The AIIB was initiated in order to boost investment in the construction of infrastructures of the region, originally Asian countries. However, what bothered the US and Japan, hegemony of the existing World Bank and Asian Development Bank, is that participation transcends beyond Asia. The founding members even include US’s NATO allies, Germany and UK. Besides, the AIIB is an open institution that welcomes new countries to participate, which opens opportunity for non-regional countries, like Greece which is a member of the  International Bank for Reconstruction and Development (IBRD). Member countries like Iceland and Maldives set good examples for economically light-weighted countries to join the venture.

The Agreement was drafted by experienced lawyers, including Ms. Natalie Lichtenstein, who worked for the World Bank. This ensures it is in accordance to internationally recognised principles and practices. In terms of the operation of the bank, it stipulates that ‘the Bank may provide or facilitate financing to any member, or any agency, instrumentally or political subdivision thereof, or any entity or enterprise operating in the territory of a member, as well as to international or regional agencies or entities concerned with economic development of the region.’ It also leaves hope for international aid as in special circumstances, assistance to a recipient not listed above in the premise that the Board of Governors vote for a super majority. What this means for Greece is, funds and loans could be provided by the AIIB as long as a super majority is made by the Board of Governors. The catch here, however, is that the AIIB is, in principle, guided by sound banking principles in operations. Therefore, independence of the AIIB is highly unlikely to be compromised to take risky actions towards a troubled economy.

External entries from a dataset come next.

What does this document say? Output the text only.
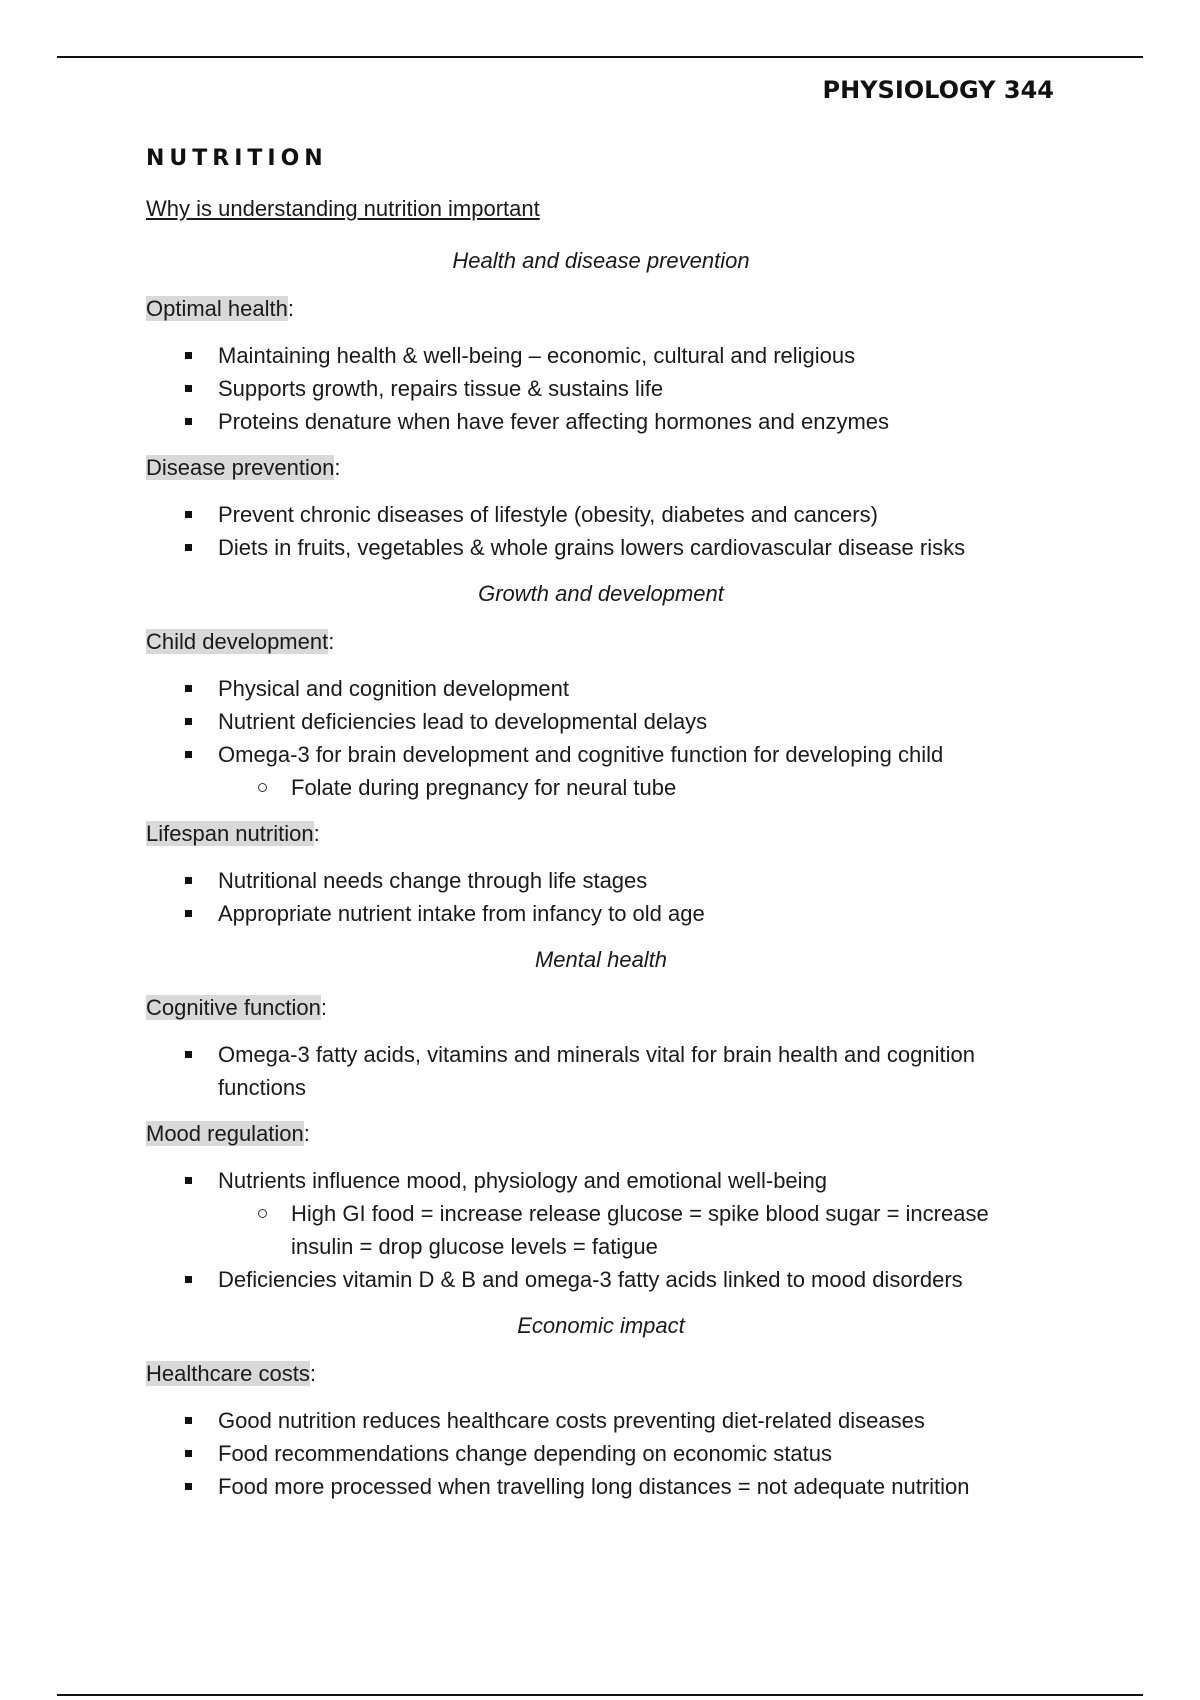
PHYSIOLOGY 344
NUTRITION
Why is understanding nutrition important
Health and disease prevention
Optimal health:
Maintaining health & well-being – economic, cultural and religious
Supports growth, repairs tissue & sustains life
Proteins denature when have fever affecting hormones and enzymes
Disease prevention:
Prevent chronic diseases of lifestyle (obesity, diabetes and cancers)
Diets in fruits, vegetables & whole grains lowers cardiovascular disease risks
Growth and development
Child development:
Physical and cognition development
Nutrient deficiencies lead to developmental delays
Omega-3 for brain development and cognitive function for developing child
Folate during pregnancy for neural tube
Lifespan nutrition:
Nutritional needs change through life stages
Appropriate nutrient intake from infancy to old age
Mental health
Cognitive function:
Omega-3 fatty acids, vitamins and minerals vital for brain health and cognition functions
Mood regulation:
Nutrients influence mood, physiology and emotional well-being
High GI food = increase release glucose = spike blood sugar = increase insulin = drop glucose levels = fatigue
Deficiencies vitamin D & B and omega-3 fatty acids linked to mood disorders
Economic impact
Healthcare costs:
Good nutrition reduces healthcare costs preventing diet-related diseases
Food recommendations change depending on economic status
Food more processed when travelling long distances = not adequate nutrition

The AIIB initiative should be put alongside the Silk Road Fund and the ‘One Belt, One Road’ initiative. Chinese scholars have come around and been advocating that these initiatives should not be considered “strategies” in order not to stir suspicions and military overreaction. However, it is plain to see the ambition of the Chinese government. One domestic factor contributes to the establishment of the combination of initiatives. The fancy term of ‘New Normal’ fails to cover up the fact that economic slowdown is jeopardising China’s effort of restructuring. Overcapacity in multiple industries are a heavy burden, and a political and social conundrum for the administration. Therefore, such initiatives may help cushion the pressure and reallocate the stagnated resources in the mismatched industrial structure of the economy.

The Agreement clears the concern of many as it stipulates that the AIIB is a complement, instead of a replacement or challenger, to “the existing multilateral development banks” and the capital stocks, including the investments, are denominated in US dollars. What’s still at issue is how future operations of the AIIB will alter the landscape of the international financial institution. China is having a leg up for now, but the question of sustainability remains.